Some of the miracle stories related by Dana are very hard to believe, such as the claims that the Arab armies during Israel's War of Independence were defeated by, well, the Three Nephites. Other stories are similar in character to stories about angelic encounters, featuring mysterious strangers eager to help who then vanish without a trace. The Three Nephites often preach the Mormon message in places never reached by Church missionaries. They can also appear in dreams. Apparently, the Three Nephites will die at the second coming of Jesus Christ, but only temporarily, being resurrected with *real* resurrection bodies immediately afterwards.

“The Three Nephites” is less interesting than I expected, since most of the book doesn't deal with the eye witness accounts, but rather with more theological issues, including some that are decidedly “in house”. Only a Mormon could worry about the fact that the Nephite apostles in America were rebaptized by Jesus, since this could imply that their earlier baptism at the hands of Alma the Younger (who is described as a true Christian in the Book of Mormon, despite having lived long before Christ) wasn't valid. A skeptic would simply point out that the stories in the Mormon scriptures are all apocryphal…

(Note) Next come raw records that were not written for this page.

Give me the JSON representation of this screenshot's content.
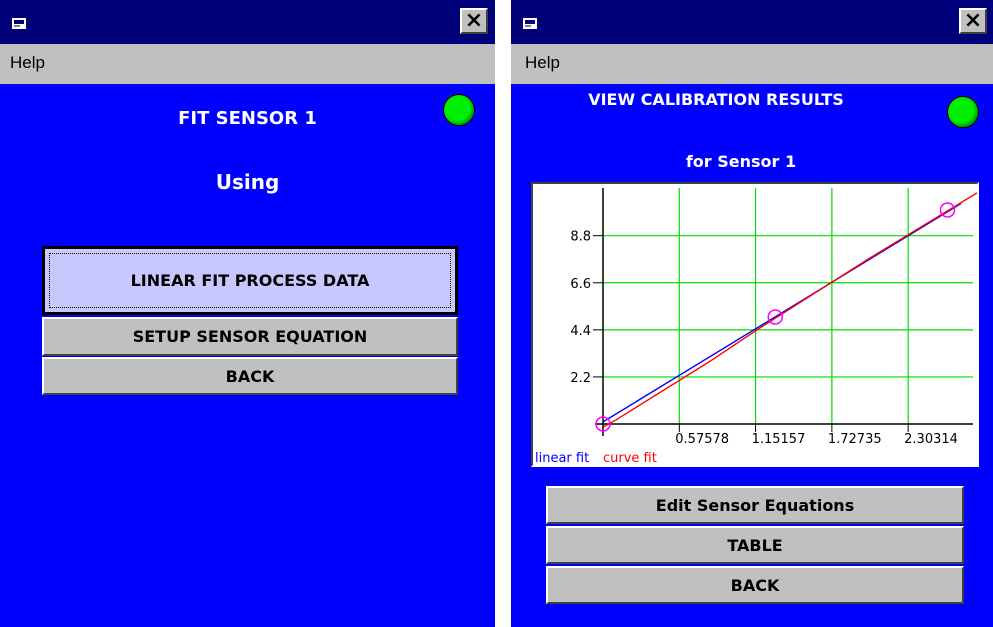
{
  "left_window": {
    "title": "",
    "menu": {
      "help": "Help"
    },
    "heading": "FIT SENSOR 1",
    "subheading": "Using",
    "status_color": "#00ee00",
    "buttons": {
      "linear_fit": "LINEAR FIT PROCESS DATA",
      "setup_equation": "SETUP SENSOR EQUATION",
      "back": "BACK"
    }
  },
  "right_window": {
    "title": "",
    "menu": {
      "help": "Help"
    },
    "heading": "VIEW CALIBRATION RESULTS",
    "subheading": "for Sensor 1",
    "status_color": "#00ee00",
    "buttons": {
      "edit_equations": "Edit Sensor Equations",
      "table": "TABLE",
      "back": "BACK"
    }
  },
  "chart_data": {
    "type": "line",
    "x_ticks": [
      "0.57578",
      "1.15157",
      "1.72735",
      "2.30314"
    ],
    "x_tick_values": [
      0.57578,
      1.15157,
      1.72735,
      2.30314
    ],
    "y_ticks": [
      "2.2",
      "4.4",
      "6.6",
      "8.8"
    ],
    "y_tick_values": [
      2.2,
      4.4,
      6.6,
      8.8
    ],
    "xlim": [
      0,
      2.85
    ],
    "ylim": [
      0,
      11.2
    ],
    "grid": true,
    "series": [
      {
        "name": "linear fit",
        "color": "#0000ff",
        "x": [
          0,
          2.7
        ],
        "y": [
          0.1,
          10.3
        ]
      },
      {
        "name": "curve fit",
        "color": "#ff0000",
        "x": [
          0,
          0.1,
          0.8,
          1.15,
          2.0,
          2.85
        ],
        "y": [
          -0.15,
          0.2,
          2.9,
          4.35,
          7.7,
          10.9
        ]
      }
    ],
    "points": {
      "color": "#ff00ff",
      "x": [
        0,
        1.3,
        2.6
      ],
      "y": [
        0,
        5.0,
        10.0
      ]
    },
    "legend": [
      "linear fit",
      "curve fit"
    ],
    "legend_position": "bottom-left"
  }
}
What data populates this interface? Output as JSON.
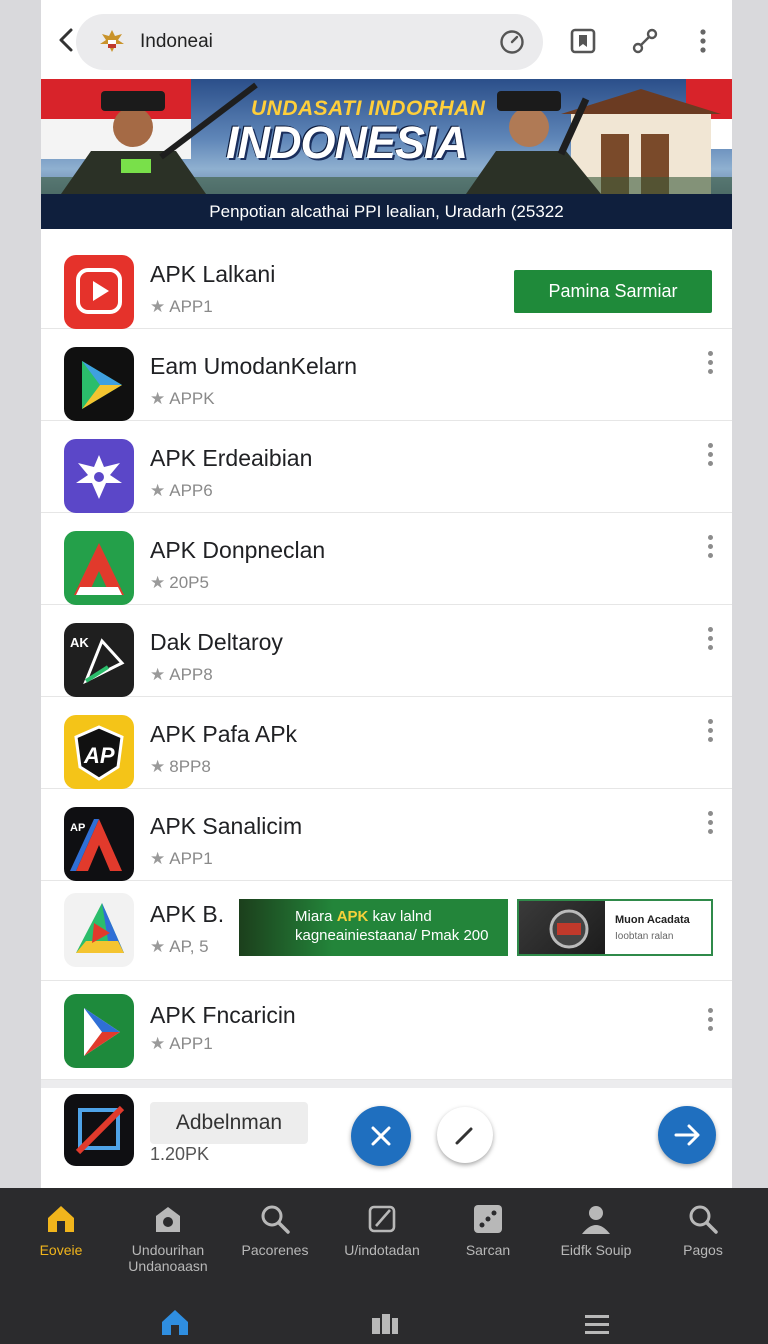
{
  "topbar": {
    "address_text": "Indoneai",
    "back_icon": "back-arrow-icon",
    "icons": [
      "speedometer-icon",
      "bookmark-icon",
      "share-icon",
      "more-vert-icon"
    ]
  },
  "banner": {
    "heading_small": "UNDASATI INDORHAN",
    "heading_large": "INDONESIA",
    "subtitle": "Penpotian alcathai PPI lealian, Uradarh (25322"
  },
  "apps": [
    {
      "name": "APK Lalkani",
      "meta": "APP1",
      "icon": "play-icon",
      "color": "#e5322b",
      "action": "Pamina Sarmiar"
    },
    {
      "name": "Eam UmodanKelarn",
      "meta": "APPK",
      "icon": "triangle-play-icon",
      "color": "#101010"
    },
    {
      "name": "APK Erdeaibian",
      "meta": "APP6",
      "icon": "garuda-emblem-icon",
      "color": "#5b47c8"
    },
    {
      "name": "APK Donpneclan",
      "meta": "20P5",
      "icon": "red-a-icon",
      "color": "#24a04a"
    },
    {
      "name": "Dak Deltaroy",
      "meta": "APP8",
      "icon": "dark-arrow-icon",
      "color": "#1f1f1f"
    },
    {
      "name": "APK Pafa APk",
      "meta": "8PP8",
      "icon": "ap-shield-icon",
      "color": "#f4c418"
    },
    {
      "name": "APK Sanalicim",
      "meta": "APP1",
      "icon": "red-blue-a-icon",
      "color": "#0f0f12"
    },
    {
      "name": "APK B.",
      "meta": "AP, 5",
      "icon": "colorful-triangle-icon",
      "color": "#f2f2f2",
      "ad1_prefix": "Miara ",
      "ad1_highlight": "APK",
      "ad1_suffix": " kav lalnd",
      "ad1_line2": "kagneainiestaana/ Pmak 200",
      "ad2_line1": "Muon Acadata",
      "ad2_line2": "Ioobtan ralan"
    },
    {
      "name": "APK Fncaricin",
      "meta": "APP1",
      "icon": "play-green-icon",
      "color": "#1e8a3c"
    }
  ],
  "bottom_sheet": {
    "chip_label": "Adbelnman",
    "meta": "1.20PK",
    "icon": "crossed-image-icon"
  },
  "nav": [
    {
      "label": "Eoveie",
      "icon": "home-icon",
      "active": true
    },
    {
      "label": "Undourihan Undanoaasn",
      "icon": "store-icon"
    },
    {
      "label": "Pacorenes",
      "icon": "search-icon"
    },
    {
      "label": "U/indotadan",
      "icon": "edit-icon"
    },
    {
      "label": "Sarcan",
      "icon": "dice-icon"
    },
    {
      "label": "Eidfk Souip",
      "icon": "person-icon"
    },
    {
      "label": "Pagos",
      "icon": "search-icon"
    }
  ],
  "system_nav": [
    "home-icon",
    "recents-icon",
    "menu-icon"
  ],
  "colors": {
    "accent": "#1f6fbf",
    "install": "#1f8a3a",
    "nav_active": "#f1b51c",
    "nav_bg": "#2b2b2d"
  }
}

Sometimes, the author goes off the deep end – some aspects of the Mormon faith are pretty peculiar. Thus, Cain is described as having a gigantic stature, a body entirely covered in hair, and a very dark skin. I'm not the only person who sees a striking similarity to Bigfoot! And what are we to make of this speculation concerning the whereabouts of the City of Enoch: “However far the Zion of Enoch may be from the earth’s appointed orbit, it is certain, according to the promise of God, that it will return again to the earth at the second coming of Christ. We can hardly believe that this city was taken away beyond the limits of the Solar system; for if it had been carried with a velocity of one mile per minute, it would have required upwards of five thousand years to have gone as far as the planet Neptune: and with that velocity it would have required over ten thousand years to go there and return. As an immortal body has the power of rendering itself invisible, it is reasonable to infer that a city wrought upon by the power of God, and changed in its nature, could be rendered invisible, and still be within our immediate vicinity”(Kindle Locations 1054-1060). Admittedly, this isn't Dana but a 19th century Mormon elder, but still…

As already indicated, I had hoped for a more folkloristic approach than the theological one actually given, but since this little book might be of some interest to Mormon-watchers (and, I suppose, Mormons) I will nevertheless give it three stars.